What is the best URL structure for multilingual SEO?
Subdirectories (example.com/fr/) work best for most SMEs because they consolidate domain authority rather than splitting it across separate domains or subdomains.
Will Google penalise my site for AI-translated content?
Not if the content is accurate, useful, and human-reviewed. Unedited machine translation that produces low-quality or misleading content does carry a quality penalty.
How many hreflang tags are too many?
There is no hard limit, but large sites with hundreds of language variants should use sitemap-based hreflang rather than embedding tags on every page to avoid bloating <head> sections.
Do I need separate hosting in each target country?

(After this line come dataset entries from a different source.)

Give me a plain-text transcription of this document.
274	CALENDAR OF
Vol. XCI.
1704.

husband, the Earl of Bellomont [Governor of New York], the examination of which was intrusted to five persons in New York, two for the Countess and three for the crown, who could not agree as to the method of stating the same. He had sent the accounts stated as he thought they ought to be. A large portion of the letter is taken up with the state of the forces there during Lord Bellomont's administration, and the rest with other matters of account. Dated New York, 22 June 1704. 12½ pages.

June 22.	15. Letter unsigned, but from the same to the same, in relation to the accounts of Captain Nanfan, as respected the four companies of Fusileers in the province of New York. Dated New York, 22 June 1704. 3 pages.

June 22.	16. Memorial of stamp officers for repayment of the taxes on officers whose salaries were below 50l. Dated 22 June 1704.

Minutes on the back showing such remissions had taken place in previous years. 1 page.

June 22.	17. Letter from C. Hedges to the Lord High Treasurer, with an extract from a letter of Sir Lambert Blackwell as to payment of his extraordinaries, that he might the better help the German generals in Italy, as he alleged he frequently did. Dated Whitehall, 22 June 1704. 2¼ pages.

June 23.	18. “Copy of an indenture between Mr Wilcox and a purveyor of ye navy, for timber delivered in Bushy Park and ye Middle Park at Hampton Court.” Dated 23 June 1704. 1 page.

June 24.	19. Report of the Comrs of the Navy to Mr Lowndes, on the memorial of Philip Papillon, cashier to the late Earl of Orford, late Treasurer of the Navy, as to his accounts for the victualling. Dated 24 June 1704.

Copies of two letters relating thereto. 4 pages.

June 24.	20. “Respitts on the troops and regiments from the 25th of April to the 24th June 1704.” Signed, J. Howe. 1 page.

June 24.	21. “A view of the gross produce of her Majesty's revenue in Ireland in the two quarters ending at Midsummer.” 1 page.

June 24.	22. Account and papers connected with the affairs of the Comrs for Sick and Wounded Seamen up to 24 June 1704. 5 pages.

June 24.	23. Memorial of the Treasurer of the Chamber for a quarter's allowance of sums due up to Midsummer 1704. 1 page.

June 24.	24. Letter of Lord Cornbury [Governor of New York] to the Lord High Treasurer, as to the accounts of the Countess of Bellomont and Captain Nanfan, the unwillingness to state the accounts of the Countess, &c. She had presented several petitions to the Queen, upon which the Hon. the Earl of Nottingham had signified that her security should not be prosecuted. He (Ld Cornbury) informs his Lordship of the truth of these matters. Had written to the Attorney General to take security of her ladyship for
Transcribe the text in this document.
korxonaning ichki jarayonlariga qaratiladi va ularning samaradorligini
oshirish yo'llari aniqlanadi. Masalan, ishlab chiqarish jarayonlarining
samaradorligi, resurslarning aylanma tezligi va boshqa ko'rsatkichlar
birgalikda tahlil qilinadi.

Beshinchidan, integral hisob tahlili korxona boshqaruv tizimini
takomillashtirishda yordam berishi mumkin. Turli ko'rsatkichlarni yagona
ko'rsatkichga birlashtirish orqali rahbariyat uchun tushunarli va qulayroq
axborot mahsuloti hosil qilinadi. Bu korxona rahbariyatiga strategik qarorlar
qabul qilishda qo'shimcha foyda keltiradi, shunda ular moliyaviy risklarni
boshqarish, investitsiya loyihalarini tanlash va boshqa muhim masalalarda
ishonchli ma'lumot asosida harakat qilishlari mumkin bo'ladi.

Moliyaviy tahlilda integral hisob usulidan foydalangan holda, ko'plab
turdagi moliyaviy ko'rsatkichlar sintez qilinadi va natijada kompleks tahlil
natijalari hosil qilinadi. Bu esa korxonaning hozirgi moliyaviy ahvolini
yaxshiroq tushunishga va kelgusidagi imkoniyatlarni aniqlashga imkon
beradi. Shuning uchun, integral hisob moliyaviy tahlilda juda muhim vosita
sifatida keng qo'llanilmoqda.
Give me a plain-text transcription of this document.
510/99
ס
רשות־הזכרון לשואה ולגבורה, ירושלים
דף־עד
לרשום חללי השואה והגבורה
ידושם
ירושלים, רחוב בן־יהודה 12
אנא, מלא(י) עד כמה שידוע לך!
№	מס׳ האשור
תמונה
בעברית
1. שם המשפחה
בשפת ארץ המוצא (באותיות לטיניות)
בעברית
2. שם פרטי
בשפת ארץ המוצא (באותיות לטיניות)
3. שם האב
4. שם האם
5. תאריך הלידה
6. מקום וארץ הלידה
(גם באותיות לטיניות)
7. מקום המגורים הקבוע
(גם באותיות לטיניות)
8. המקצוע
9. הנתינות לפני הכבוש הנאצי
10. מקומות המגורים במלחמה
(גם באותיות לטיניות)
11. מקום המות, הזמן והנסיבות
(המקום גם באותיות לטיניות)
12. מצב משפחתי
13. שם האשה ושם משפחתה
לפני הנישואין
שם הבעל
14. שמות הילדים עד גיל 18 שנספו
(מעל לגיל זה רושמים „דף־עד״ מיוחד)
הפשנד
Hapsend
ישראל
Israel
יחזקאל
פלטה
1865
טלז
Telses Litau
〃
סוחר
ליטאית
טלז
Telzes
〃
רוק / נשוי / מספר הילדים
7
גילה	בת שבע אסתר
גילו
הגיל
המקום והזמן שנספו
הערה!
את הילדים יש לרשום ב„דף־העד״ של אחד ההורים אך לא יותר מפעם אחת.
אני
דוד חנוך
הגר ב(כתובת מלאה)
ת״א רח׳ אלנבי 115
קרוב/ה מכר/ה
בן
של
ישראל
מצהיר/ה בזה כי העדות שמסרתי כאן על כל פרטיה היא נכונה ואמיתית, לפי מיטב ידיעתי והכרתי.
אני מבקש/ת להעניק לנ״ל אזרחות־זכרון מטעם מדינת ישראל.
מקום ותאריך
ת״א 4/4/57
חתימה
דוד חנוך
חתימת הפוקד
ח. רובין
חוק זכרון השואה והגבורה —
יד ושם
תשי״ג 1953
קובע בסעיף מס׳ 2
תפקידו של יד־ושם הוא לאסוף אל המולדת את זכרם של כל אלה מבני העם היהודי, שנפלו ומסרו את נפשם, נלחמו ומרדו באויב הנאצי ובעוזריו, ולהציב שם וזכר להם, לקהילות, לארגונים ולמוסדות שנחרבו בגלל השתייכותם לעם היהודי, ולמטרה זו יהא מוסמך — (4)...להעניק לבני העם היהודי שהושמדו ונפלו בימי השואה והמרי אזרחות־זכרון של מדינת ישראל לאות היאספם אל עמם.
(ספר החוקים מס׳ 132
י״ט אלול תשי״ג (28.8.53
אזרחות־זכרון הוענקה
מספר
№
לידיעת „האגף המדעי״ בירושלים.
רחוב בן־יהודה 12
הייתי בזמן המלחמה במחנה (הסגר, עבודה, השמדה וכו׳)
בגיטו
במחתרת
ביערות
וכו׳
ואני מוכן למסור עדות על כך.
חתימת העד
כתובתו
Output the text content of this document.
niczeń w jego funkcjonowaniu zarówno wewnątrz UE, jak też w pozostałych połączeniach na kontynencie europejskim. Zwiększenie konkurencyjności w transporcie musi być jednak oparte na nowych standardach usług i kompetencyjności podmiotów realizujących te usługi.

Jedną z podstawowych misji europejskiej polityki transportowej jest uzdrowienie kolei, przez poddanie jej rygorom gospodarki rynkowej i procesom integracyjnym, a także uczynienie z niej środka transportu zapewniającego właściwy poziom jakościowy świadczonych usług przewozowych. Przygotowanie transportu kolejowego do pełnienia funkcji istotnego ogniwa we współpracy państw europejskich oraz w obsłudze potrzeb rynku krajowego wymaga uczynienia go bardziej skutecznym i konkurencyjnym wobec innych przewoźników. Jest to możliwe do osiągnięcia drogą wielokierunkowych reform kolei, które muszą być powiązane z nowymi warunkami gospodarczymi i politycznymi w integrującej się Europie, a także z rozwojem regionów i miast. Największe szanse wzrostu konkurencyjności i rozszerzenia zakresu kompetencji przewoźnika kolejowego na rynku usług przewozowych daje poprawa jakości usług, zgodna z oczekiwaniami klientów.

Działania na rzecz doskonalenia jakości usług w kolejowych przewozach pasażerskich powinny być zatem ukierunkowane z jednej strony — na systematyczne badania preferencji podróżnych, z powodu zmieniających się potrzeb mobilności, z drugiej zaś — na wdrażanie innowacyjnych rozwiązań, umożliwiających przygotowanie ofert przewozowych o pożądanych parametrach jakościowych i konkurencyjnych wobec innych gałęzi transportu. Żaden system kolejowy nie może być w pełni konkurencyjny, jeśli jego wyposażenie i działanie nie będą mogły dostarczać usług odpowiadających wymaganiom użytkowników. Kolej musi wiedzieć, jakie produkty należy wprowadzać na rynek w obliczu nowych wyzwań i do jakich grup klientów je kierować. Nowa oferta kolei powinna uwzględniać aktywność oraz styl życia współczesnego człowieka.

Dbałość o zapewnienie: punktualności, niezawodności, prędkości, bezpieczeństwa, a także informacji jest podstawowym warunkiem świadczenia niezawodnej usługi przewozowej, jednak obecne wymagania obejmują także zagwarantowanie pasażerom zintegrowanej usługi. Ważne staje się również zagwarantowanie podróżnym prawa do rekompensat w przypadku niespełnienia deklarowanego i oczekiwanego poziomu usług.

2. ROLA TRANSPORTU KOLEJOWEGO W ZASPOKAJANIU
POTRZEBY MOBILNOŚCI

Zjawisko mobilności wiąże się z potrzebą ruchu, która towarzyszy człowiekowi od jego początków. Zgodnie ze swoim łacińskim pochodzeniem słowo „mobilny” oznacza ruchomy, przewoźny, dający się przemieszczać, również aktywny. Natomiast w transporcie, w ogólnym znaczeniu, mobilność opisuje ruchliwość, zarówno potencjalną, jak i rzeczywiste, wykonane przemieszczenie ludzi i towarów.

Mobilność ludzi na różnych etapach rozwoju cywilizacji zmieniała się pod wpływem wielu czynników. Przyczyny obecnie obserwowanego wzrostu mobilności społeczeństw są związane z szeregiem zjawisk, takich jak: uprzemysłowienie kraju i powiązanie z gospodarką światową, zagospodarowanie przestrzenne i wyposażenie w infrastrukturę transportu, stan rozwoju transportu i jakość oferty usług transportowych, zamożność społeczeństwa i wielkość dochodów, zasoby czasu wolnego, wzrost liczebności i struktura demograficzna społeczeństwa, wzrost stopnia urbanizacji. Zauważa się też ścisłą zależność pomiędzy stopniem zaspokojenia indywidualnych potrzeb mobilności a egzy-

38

No. A CDN distributes your content globally and satisfies Google’s page speed requirements without country-specific servers.
How do I handle SEO for UK English and Irish English on the same site?
Use en-GB and en-IE hreflang tags to separate the versions. Localise commercial signals (currency, address format, regulatory language) for each, even if the body content is largely shared.
Does a language switcher affect SEO?
Only if it uses forced redirects that prevent Googlebot from crawling all versions. A clean UI switcher that allows bots to access each language version without redirection does not harm SEO.